The videotaped interrogation lasted for more than six hours and can be brought as evidence if the case comes to court, as scheduled, on 27 May. One detail reported by the Post was a written definition of sexual relations set out by Paula Jones's legal team. This includes fondling and oral sex, but not kissing on the lips, and leaves Mr Clinton little room to modify his denial of an affair with Ms Lewinsky without laying himself open to the charge of perjury. A news report last weekend suggested that Mr Clinton might be prepared to admit kissing Ms Lewinsky, but nothing more.

According to the Post, which said it had obtained a partial transcript of Mr Clinton's 17 January deposition, much of the questioning related to Ms Lewinsky. Allegations that Mr Clinton had an affair with her and put pressure on her to lie about it are the subject of a separate, criminal, investigation conducted by the independent prosecutor, Kenneth Starr. Ms Lewinsky's name first emerged in connection with the Paula Jones case. Ms Jones's lawyers have been trying to establish a "pattern of behaviour" by Mr Clinton and have sought out other women who may have been propositioned by him.

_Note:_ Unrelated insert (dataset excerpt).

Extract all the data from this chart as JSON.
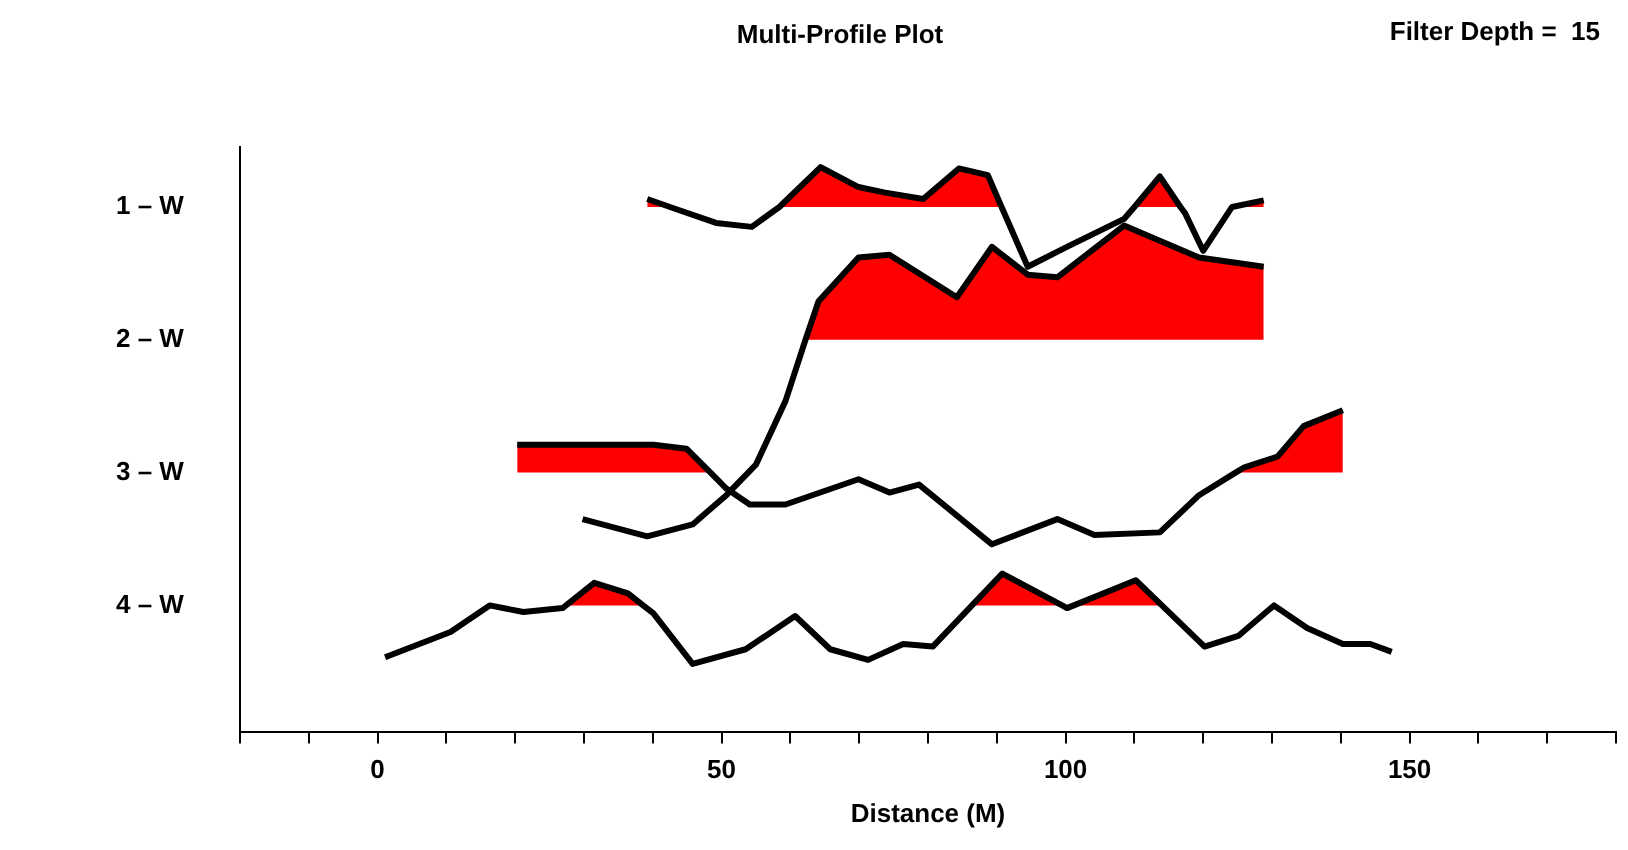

The White House and Mr Clinton's lawyers denied leaking the information about Mr Clinton's testimony that appeared in yesterday's Post, but no one denied the account was genuine. The extent of detail - which included a description of the President speaking so softly that he was repeatedly asked to speak up, and occasional flashes of anger about the course of questioning, left little doubt about its authenticity.